21ª Semana da Temporada 2013


Montagens paulistas em cartaz no Rio

Crítica/ Oresteia
Ruídos de ancestralidade diante dos barulhos contemporâneos
Em Oresteia, como também em As Suplicantes, Os Persas, Sete Contra Tebeas e Prometeu Acorrentado, que Roberto Alvim e o grupo Club Noir apresentam em dias alternados no Espaço Sesc, a tragédia de Ésquilo é sintetizada, não só cênica, como temporalmente. Em duas partes, com menos de 60 minutos no total, a Oresteia se desidrata de aspectos narrativos (a trama se torna secundária), elimina referência ao drama (as vozes se articulam no espaço poético), e se transfigura em quadro (o movimento é quase estático e a luz quase escuro). Num quadrilátero, com os atores em silhuetas, postados em rígida composição, ouvem-se, do fundo desse lugar de sombras, palavras que evocam, mais do que contam. Com um neón ao fundo, a única luminosidade fixa, e figuras de vestes pretas, que se desenham como contornos, se obscurece o olhar, esvaziado de imagens, modificações e ação. É como se a cena fosse apagada de suas prerrogativas visuais, reduzida à possibilidade de fruição como sonoridade, como se buscasse um ruído de ancestralidade e o projetasse no barulho da contemporaneidade. Ao apagar a visão direta, acende-se a provocação de olhares, tantos quanto cada espectador que se defronta com a encenação possa vir a emprestar-lhes significações. Lançam-se entonações que são capturadas sem lógica sequenciada e por percepções exploratórias múltiplas, que o espetáculo propõe, provocadas por sua delineada estrutura corajosamente pulsante e vivamente desestabilizadoras de cânones.           

Crítica/ umnenhumcemmil
Intenção desmedida de reproduzir imagens literárias
Com esta adaptação do romance de Pirandello, o ator Cacá Carvalho está de volta ao Teatro Glaucio Gill e ao autor italiano com o qual tem convivido no palco nas últimas duas décadas. A notória admiração de Cacá por Pirandello talvez tenha exorbitado na medida desta transposição do literário para a cena.

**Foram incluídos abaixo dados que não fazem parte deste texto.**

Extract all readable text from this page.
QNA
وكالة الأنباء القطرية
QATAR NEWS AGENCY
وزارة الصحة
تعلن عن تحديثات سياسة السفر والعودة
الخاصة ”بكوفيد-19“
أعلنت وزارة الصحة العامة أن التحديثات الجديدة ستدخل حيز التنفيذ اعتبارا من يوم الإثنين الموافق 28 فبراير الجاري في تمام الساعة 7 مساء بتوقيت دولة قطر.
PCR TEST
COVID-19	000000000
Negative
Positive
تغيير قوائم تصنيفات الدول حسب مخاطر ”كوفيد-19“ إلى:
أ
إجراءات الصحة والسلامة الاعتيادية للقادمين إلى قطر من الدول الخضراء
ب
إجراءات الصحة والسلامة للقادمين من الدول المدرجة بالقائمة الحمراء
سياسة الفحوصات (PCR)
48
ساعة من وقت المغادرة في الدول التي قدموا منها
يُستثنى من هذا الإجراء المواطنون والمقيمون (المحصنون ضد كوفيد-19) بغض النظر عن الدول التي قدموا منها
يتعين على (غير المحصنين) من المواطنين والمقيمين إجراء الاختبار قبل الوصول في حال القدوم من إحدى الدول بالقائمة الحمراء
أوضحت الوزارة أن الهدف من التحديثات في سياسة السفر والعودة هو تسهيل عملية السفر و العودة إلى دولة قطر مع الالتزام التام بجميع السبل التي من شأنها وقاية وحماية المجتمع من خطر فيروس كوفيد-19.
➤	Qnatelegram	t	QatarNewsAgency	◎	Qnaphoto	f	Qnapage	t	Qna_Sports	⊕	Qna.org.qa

A dramaturgia resultante do original pirandelliano, em que as obsessões do autor (identidade e personagem, julgamento e aparência, forma e realidade) predominam como imagens, é exposta com a mesmo caudaloso jorro com que se desenvolve no papel, sem correspondente ajuste no palco. Monólogo dirigido por Roberto Bacci, para o qual a plateia é solicitada a preencher a cena e figurar como cenário, não consegue se desprender da narrativa literária, por maior que seja o esforço do ator em ilustrar o substrato da escrita. Para tanto, Cacá Carvalho recorre a seu arsenal interpretativo, com seu peculiar domínio vocal, maleável máscara e pródiga gesticulação. Nesse acúmulo de efeitos, Cacá se distancia do adensamento para afogá-lo em jogo exibicionista. Em quase duas horas, o ator se entrega com tal empenho a reescrever imagens literárias que o descompasso da tradução cênica alcança somente honesta intencionalidade.